1.Slice the onions in half and then in rings.


2. Slice the radish in thin slices.


3. In a saucepan, add onions, turmeric, coriander seeds, peppercorns, chilli, salt and sugar.


4. Add water and vinegar and cook on medium heat for 10 minutes.


5. Meanwhile, heat oil in pan. Pat the fish dry and sprinkle with salt.


6. Lightly dust with flour. Heat the oil and bake the fish until cooked.


7. Set fish aside on paper towel to drain excess oil.

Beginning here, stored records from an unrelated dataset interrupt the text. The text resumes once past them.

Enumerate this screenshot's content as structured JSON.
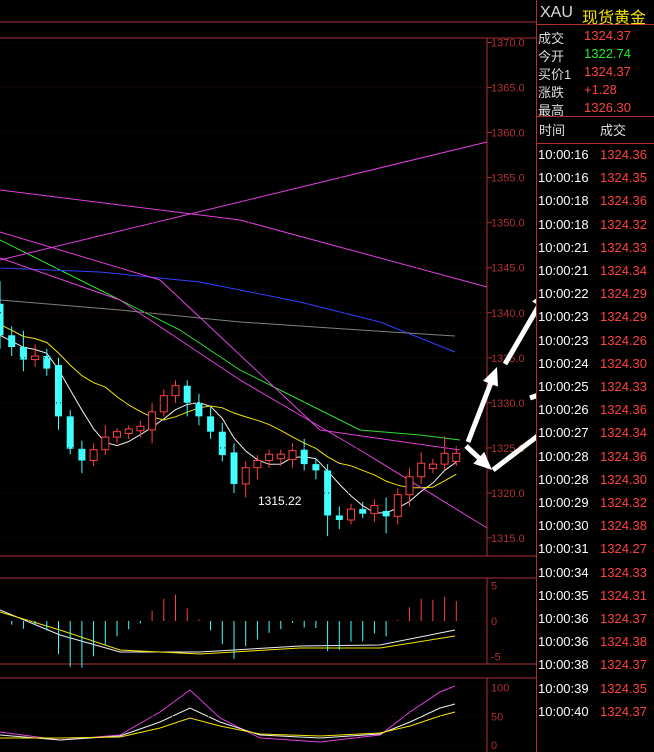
{
  "header": {
    "symbol": "XAU",
    "name": "现货黄金"
  },
  "quote": [
    {
      "label": "成交",
      "value": "1324.37",
      "color": "#ff4040"
    },
    {
      "label": "今开",
      "value": "1322.74",
      "color": "#22ee22"
    },
    {
      "label": "买价1",
      "value": "1324.37",
      "color": "#ff4040"
    },
    {
      "label": "涨跌",
      "value": "+1.28",
      "color": "#ff4040"
    },
    {
      "label": "最高",
      "value": "1326.30",
      "color": "#ff4040"
    }
  ],
  "ticks_header": {
    "time": "时间",
    "price": "成交"
  },
  "ticks": [
    {
      "time": "10:00:16",
      "price": "1324.36"
    },
    {
      "time": "10:00:16",
      "price": "1324.35"
    },
    {
      "time": "10:00:18",
      "price": "1324.36"
    },
    {
      "time": "10:00:18",
      "price": "1324.32"
    },
    {
      "time": "10:00:21",
      "price": "1324.33"
    },
    {
      "time": "10:00:21",
      "price": "1324.34"
    },
    {
      "time": "10:00:22",
      "price": "1324.29"
    },
    {
      "time": "10:00:23",
      "price": "1324.29"
    },
    {
      "time": "10:00:23",
      "price": "1324.26"
    },
    {
      "time": "10:00:24",
      "price": "1324.30"
    },
    {
      "time": "10:00:25",
      "price": "1324.33"
    },
    {
      "time": "10:00:26",
      "price": "1324.36"
    },
    {
      "time": "10:00:27",
      "price": "1324.34"
    },
    {
      "time": "10:00:28",
      "price": "1324.36"
    },
    {
      "time": "10:00:28",
      "price": "1324.30"
    },
    {
      "time": "10:00:29",
      "price": "1324.32"
    },
    {
      "time": "10:00:30",
      "price": "1324.38"
    },
    {
      "time": "10:00:31",
      "price": "1324.27"
    },
    {
      "time": "10:00:34",
      "price": "1324.33"
    },
    {
      "time": "10:00:35",
      "price": "1324.31"
    },
    {
      "time": "10:00:36",
      "price": "1324.37"
    },
    {
      "time": "10:00:36",
      "price": "1324.38"
    },
    {
      "time": "10:00:38",
      "price": "1324.37"
    },
    {
      "time": "10:00:39",
      "price": "1324.35"
    },
    {
      "time": "10:00:40",
      "price": "1324.37"
    }
  ],
  "colors": {
    "up": "#ff4040",
    "down": "#40ffff",
    "border": "#b03030",
    "ticks_price": "#ff4040",
    "ticks_time": "#ffffff"
  },
  "chart_data": {
    "type": "candlestick",
    "ylim": [
      1313,
      1370.5
    ],
    "y_ticks": [
      "1370.0",
      "1365.0",
      "1360.0",
      "1355.0",
      "1350.0",
      "1345.0",
      "1340.0",
      "1335.0",
      "1330.0",
      "1325.0",
      "1320.0",
      "1315.0"
    ],
    "low_annotation": "1315.22",
    "candles": [
      {
        "o": 1341.0,
        "h": 1343.5,
        "l": 1336.0,
        "c": 1337.5
      },
      {
        "o": 1337.5,
        "h": 1338.5,
        "l": 1335.2,
        "c": 1336.2
      },
      {
        "o": 1336.2,
        "h": 1338.0,
        "l": 1333.5,
        "c": 1334.8
      },
      {
        "o": 1334.8,
        "h": 1336.5,
        "l": 1334.0,
        "c": 1335.2
      },
      {
        "o": 1335.2,
        "h": 1336.0,
        "l": 1333.0,
        "c": 1333.8
      },
      {
        "o": 1334.2,
        "h": 1335.0,
        "l": 1327.0,
        "c": 1328.5
      },
      {
        "o": 1328.5,
        "h": 1329.2,
        "l": 1324.3,
        "c": 1324.9
      },
      {
        "o": 1324.9,
        "h": 1325.8,
        "l": 1322.2,
        "c": 1323.6
      },
      {
        "o": 1323.6,
        "h": 1325.5,
        "l": 1323.0,
        "c": 1324.8
      },
      {
        "o": 1324.8,
        "h": 1327.5,
        "l": 1324.2,
        "c": 1326.2
      },
      {
        "o": 1326.2,
        "h": 1327.2,
        "l": 1325.5,
        "c": 1326.8
      },
      {
        "o": 1326.6,
        "h": 1327.5,
        "l": 1326.0,
        "c": 1327.1
      },
      {
        "o": 1326.9,
        "h": 1328.0,
        "l": 1326.2,
        "c": 1327.4
      },
      {
        "o": 1327.0,
        "h": 1330.0,
        "l": 1325.5,
        "c": 1329.0
      },
      {
        "o": 1329.0,
        "h": 1331.5,
        "l": 1328.5,
        "c": 1330.8
      },
      {
        "o": 1330.8,
        "h": 1332.5,
        "l": 1330.0,
        "c": 1331.9
      },
      {
        "o": 1331.9,
        "h": 1332.5,
        "l": 1328.5,
        "c": 1330.0
      },
      {
        "o": 1330.0,
        "h": 1331.0,
        "l": 1327.5,
        "c": 1328.5
      },
      {
        "o": 1328.5,
        "h": 1329.5,
        "l": 1326.0,
        "c": 1326.8
      },
      {
        "o": 1326.8,
        "h": 1327.8,
        "l": 1323.5,
        "c": 1324.2
      },
      {
        "o": 1324.5,
        "h": 1325.5,
        "l": 1320.0,
        "c": 1321.0
      },
      {
        "o": 1321.0,
        "h": 1323.5,
        "l": 1319.5,
        "c": 1322.8
      },
      {
        "o": 1322.8,
        "h": 1324.2,
        "l": 1321.5,
        "c": 1323.6
      },
      {
        "o": 1323.6,
        "h": 1324.8,
        "l": 1322.8,
        "c": 1324.3
      },
      {
        "o": 1323.8,
        "h": 1324.8,
        "l": 1323.0,
        "c": 1324.3
      },
      {
        "o": 1323.7,
        "h": 1325.5,
        "l": 1322.8,
        "c": 1324.7
      },
      {
        "o": 1324.8,
        "h": 1326.0,
        "l": 1322.5,
        "c": 1323.2
      },
      {
        "o": 1323.2,
        "h": 1323.8,
        "l": 1321.5,
        "c": 1322.5
      },
      {
        "o": 1322.5,
        "h": 1323.2,
        "l": 1315.2,
        "c": 1317.5
      },
      {
        "o": 1317.5,
        "h": 1318.5,
        "l": 1316.0,
        "c": 1317.0
      },
      {
        "o": 1317.0,
        "h": 1318.8,
        "l": 1316.5,
        "c": 1318.2
      },
      {
        "o": 1318.2,
        "h": 1319.0,
        "l": 1317.2,
        "c": 1317.7
      },
      {
        "o": 1317.7,
        "h": 1319.3,
        "l": 1316.8,
        "c": 1318.6
      },
      {
        "o": 1318.0,
        "h": 1319.5,
        "l": 1315.5,
        "c": 1317.4
      },
      {
        "o": 1317.4,
        "h": 1320.5,
        "l": 1316.5,
        "c": 1319.8
      },
      {
        "o": 1319.8,
        "h": 1322.8,
        "l": 1318.5,
        "c": 1321.8
      },
      {
        "o": 1321.8,
        "h": 1324.5,
        "l": 1321.0,
        "c": 1323.3
      },
      {
        "o": 1322.7,
        "h": 1323.8,
        "l": 1322.2,
        "c": 1323.2
      },
      {
        "o": 1323.2,
        "h": 1326.3,
        "l": 1322.5,
        "c": 1324.4
      },
      {
        "o": 1323.5,
        "h": 1325.2,
        "l": 1323.0,
        "c": 1324.4
      }
    ],
    "indicator1": {
      "y_ticks": [
        "5",
        "0",
        "-5"
      ],
      "ylim": [
        -5.5,
        5.5
      ]
    },
    "indicator2": {
      "y_ticks": [
        "100",
        "50",
        "0"
      ],
      "ylim": [
        -5,
        110
      ]
    }
  }
}
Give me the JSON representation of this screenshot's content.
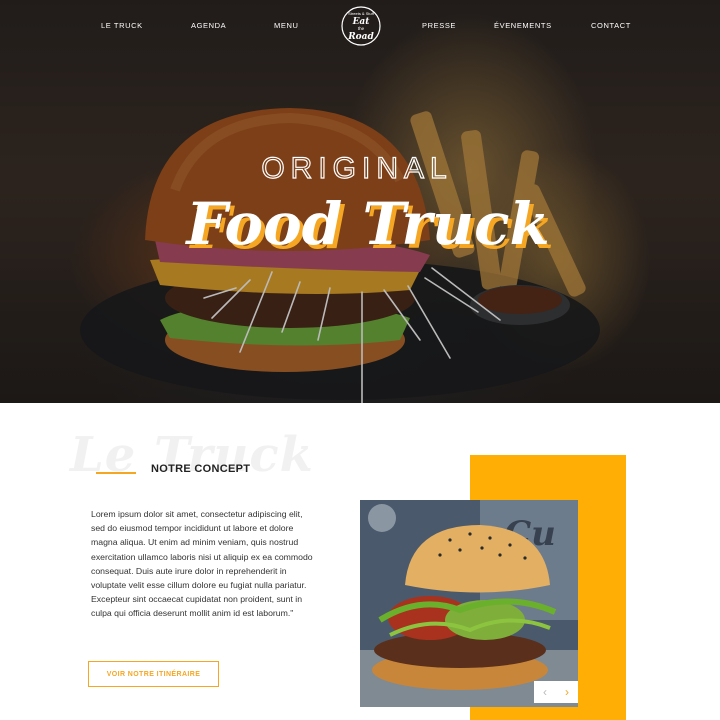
{
  "nav": {
    "items": [
      "LE TRUCK",
      "AGENDA",
      "MENU",
      "PRESSE",
      "ÉVENEMENTS",
      "CONTACT"
    ],
    "logo_text": [
      "Streets & Stuff",
      "Eat",
      "the",
      "Road"
    ]
  },
  "hero": {
    "title_small": "ORIGINAL",
    "title_main": "Food Truck"
  },
  "concept": {
    "watermark": "Le Truck",
    "title": "NOTRE CONCEPT",
    "paragraph": "Lorem ipsum dolor sit amet, consectetur adipiscing elit, sed do eiusmod tempor incididunt ut labore et dolore magna aliqua. Ut enim ad minim veniam, quis nostrud exercitation ullamco laboris nisi ut aliquip ex ea commodo consequat. Duis aute irure dolor in reprehenderit in voluptate velit esse cillum dolore eu fugiat nulla pariatur. Excepteur sint occaecat cupidatat non proident, sunt in culpa qui officia deserunt mollit anim id est laborum.\"",
    "cta_label": "VOIR NOTRE ITINÉRAIRE"
  },
  "slider": {
    "prev_icon": "chevron-left-icon",
    "next_icon": "chevron-right-icon",
    "prev_glyph": "‹",
    "next_glyph": "›"
  },
  "colors": {
    "accent": "#f5a623",
    "block": "#ffae06"
  }
}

8. Remove onion marinade from heat.


9. Make a paste from the corn starch and some liquid from the marinade. And add to onions.


10. Add the radish to the onions.


11. In a container. layer some onions, follow with a layer of fish and continue in that order.


12. Seal tight and refrigerate at least overnight.


  • 346 Calories
  • 35,7g Carbohydrates
  • 12,2g Fat
  • 2,7g Fiber
  • 21,3g Protein
  • 2g Saturated fat
  • 810,5mg Sodium
  • 5,5g Sugar
  • 10,1g Unsaturated fat


Pickled fish can be made a few days ahead of time.